Rob Hulstein

Rob Hulstein

Federal budget brings mixed response from chamber

The Greater Vernon Chamber of Commerce says there are positive and negative components to the budget.

Business leaders have mixed feelings about Ottawa’s financial direction.

The Greater Vernon Chamber of Commerce says there are positive and negative components to Tuesday’s federal budget.

“We’re pleased to see additional investment in skills and training,” said Dan Rogers, chamber general manager.

“There is also good news for tourism. There’s a $50 million investment for Destination Canada. It’s a great time to stimulate tourism.”

The budget also includes $120 billion over 10 years for infrastructure with the primary focus being transit, water, sewer and affordable housing.

“It would be nice to see a quicker time frame so it could help stimulate the economy now,” said Rogers.

During a chamber breakfast meeting at the Village Green Hotel Wednesday, representatives from KPMG provided their views on the budget.

In terms of personal taxes, a number of credits have been eliminated, including for children’s fitness and arts and for education and text books.

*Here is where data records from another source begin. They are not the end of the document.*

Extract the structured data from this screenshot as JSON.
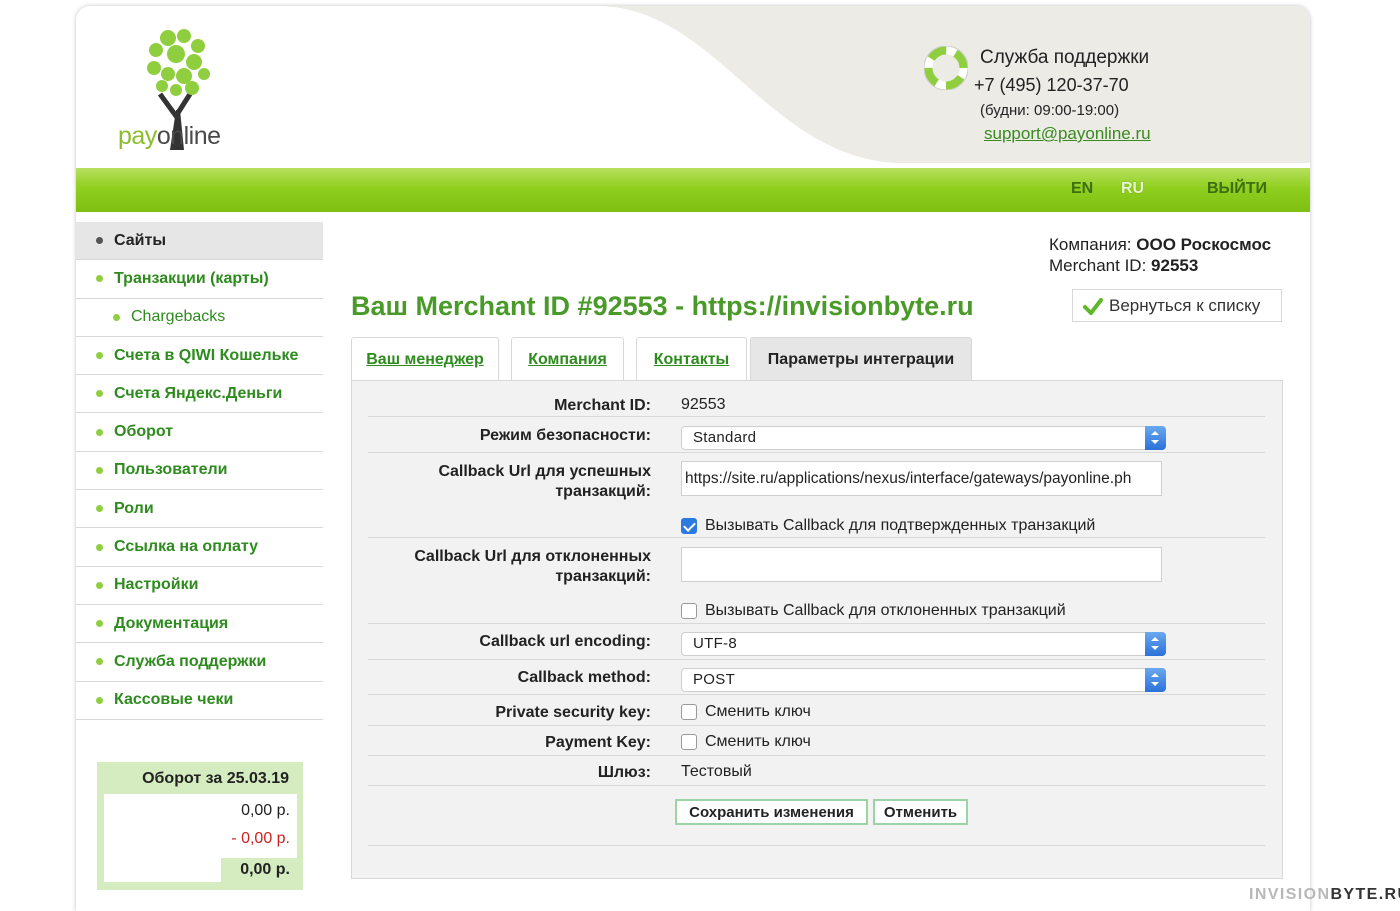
{
  "logo": {
    "pay": "pay",
    "online": "online"
  },
  "support": {
    "title": "Служба поддержки",
    "phone": "+7 (495) 120-37-70",
    "hours": "(будни: 09:00-19:00)",
    "email": "support@payonline.ru"
  },
  "topbar": {
    "lang_en": "EN",
    "lang_ru": "RU",
    "logout": "ВЫЙТИ"
  },
  "sidebar": {
    "items": [
      {
        "label": "Сайты"
      },
      {
        "label": "Транзакции (карты)"
      },
      {
        "label": "Chargebacks"
      },
      {
        "label": "Счета в QIWI Кошельке"
      },
      {
        "label": "Счета Яндекс.Деньги"
      },
      {
        "label": "Оборот"
      },
      {
        "label": "Пользователи"
      },
      {
        "label": "Роли"
      },
      {
        "label": "Ссылка на оплату"
      },
      {
        "label": "Настройки"
      },
      {
        "label": "Документация"
      },
      {
        "label": "Служба поддержки"
      },
      {
        "label": "Кассовые чеки"
      }
    ]
  },
  "turnover": {
    "title": "Оборот за 25.03.19",
    "income": "0,00 р.",
    "refunds": "- 0,00 р.",
    "total": "0,00 р."
  },
  "company": {
    "label": "Компания:",
    "name": "ООО Роскосмос",
    "merchant_label": "Merchant ID:",
    "merchant_id": "92553"
  },
  "main": {
    "title": "Ваш Merchant ID #92553 - https://invisionbyte.ru",
    "back_button": "Вернуться к списку"
  },
  "tabs": [
    {
      "label": "Ваш менеджер"
    },
    {
      "label": "Компания"
    },
    {
      "label": "Контакты"
    },
    {
      "label": "Параметры интеграции"
    }
  ],
  "form": {
    "merchant_id_label": "Merchant ID:",
    "merchant_id_value": "92553",
    "security_mode_label": "Режим безопасности:",
    "security_mode_value": "Standard",
    "callback_success_label_1": "Callback Url для успешных",
    "callback_success_label_2": "транзакций:",
    "callback_success_value": "https://site.ru/applications/nexus/interface/gateways/payonline.ph",
    "callback_success_checkbox": "Вызывать Callback для подтвержденных транзакций",
    "callback_fail_label_1": "Callback Url для отклоненных",
    "callback_fail_label_2": "транзакций:",
    "callback_fail_value": "",
    "callback_fail_checkbox": "Вызывать Callback для отклоненных транзакций",
    "encoding_label": "Callback url encoding:",
    "encoding_value": "UTF-8",
    "method_label": "Callback method:",
    "method_value": "POST",
    "private_key_label": "Private security key:",
    "private_key_checkbox": "Сменить ключ",
    "payment_key_label": "Payment Key:",
    "payment_key_checkbox": "Сменить ключ",
    "gateway_label": "Шлюз:",
    "gateway_value": "Тестовый",
    "save_button": "Сохранить изменения",
    "cancel_button": "Отменить"
  },
  "watermark": {
    "part1": "INVISION",
    "part2": "BYTE.RU"
  }
}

Income-splitting for families within children under age 18 is also gone.

“Seniors still have the ability to split incomes but young families do not,” said Diana Mahortoff, KPMG tax senior manager.

Rob Hulstein, tax senior manager, took a look at what the budget means for businesses.

“While there was a change, it wasn’t significant in terms of the income tax rules,” he said.

One highlight is that the small business tax rate will remain at 10.5 per cent although the former Conservative government had called for it to be nine per cent in 2019.

Rogers admits there is a concern about the Liberal government’s plan to stall the reduction of the small business tax rate.

“In order to grow our economy, business tax rates need to support business growth,” said Rogers.

“Deferring this tax deduction indefinitely without a clear rationale or a new type of tax support for companies sends the wrong messages to our businesses.”